The announcement comes days before the games are set to start
Security concerns have mounted recently
The state of Rio de Janeiro will deploy nearly 14,000 security officers – about a third more than previously planned – during the coming Olympic and Paralympic Games, Military Police General Commander Edison Duarte said Monday.
Authorities plan to deploy more officers to the Barra da Tijuca area – the neighborhood where the Olympic Park, Athletes Village and most of the Olympic sporting arenas are located.
The contingent will be part of the 85,000 security officers that have been deployed to the city. In addition to Rio’s state police, members of the Brazilian Armed Forces, navy and out of state police will be on patrol throughout the city.
Duarte also announced more than 3,000 vehicles would be used for policing during the Games, as well as three blimps spread throughout the city that will transmit high resolution images in real time.
The recent security increase announcement comes as the Olympics are set to begin Friday. Though the Games are just days away, many worry that Rio isn’t safe or prepared enough to successfully host the quadrennial competition.
“The security costs are rising much quicker than the revenue that’s coming in from TV and tickets,” NYU professor and former NBA executive David Kahn told CNN, “This has been by far the saddest, most sorrowful runup to any Olympics we’ve had in modern time.”
Olympics chief Thomas Bach has said that he has full confidence in Rio to maintain security.
The Brazilian Ministry of Justice recently dismissed the security company it contracted to guard entrances and monitor X-ray machines at Olympic venues.
It said the country’s National Security Forces would take over the job.
The company was hired on July 1 to provide a 3,400 staff but recruited only 500 workers.

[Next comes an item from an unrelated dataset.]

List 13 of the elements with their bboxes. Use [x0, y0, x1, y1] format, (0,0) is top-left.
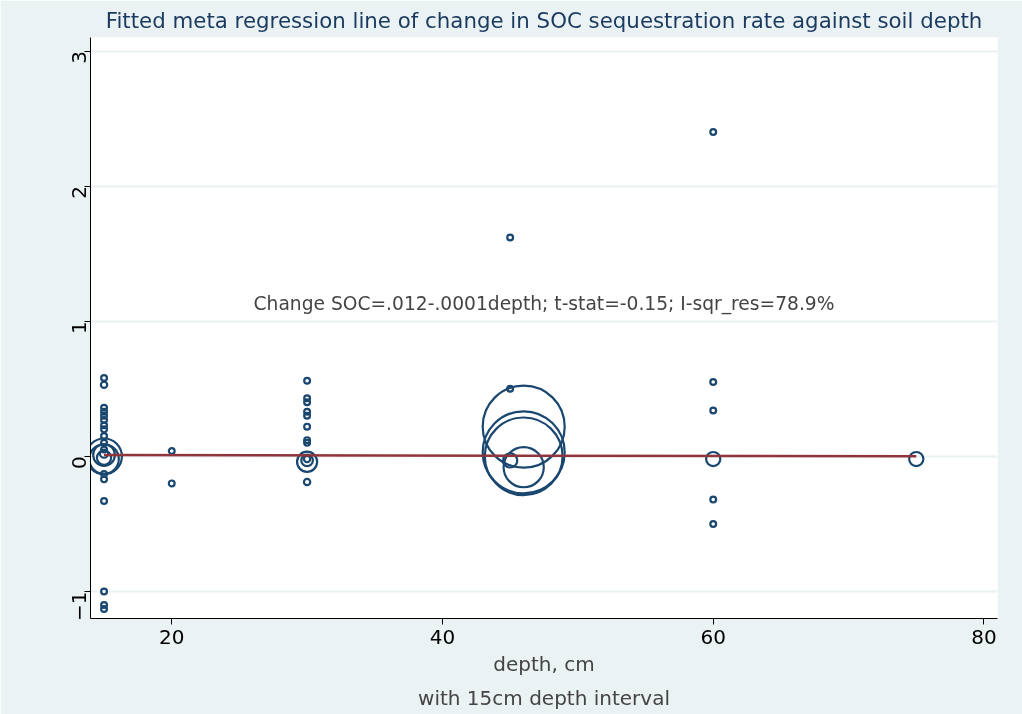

One man hired to run the machines told CNN his own concerns about the recruitment process. He said he was not asked to provide proof he had no criminal record and that he and other workers had only to complete a brief online course in order to be deemed qualified.
“The training course was very quick – there should have been more to it,” said the man who asked not to be identified as he still wanted to work for the contractor, though he complained he didn’t have a proper schedule and had not been paid expenses.
Brazil is also dealing with economic and political crises and concerns over the spread of the Zika virus, among other issues.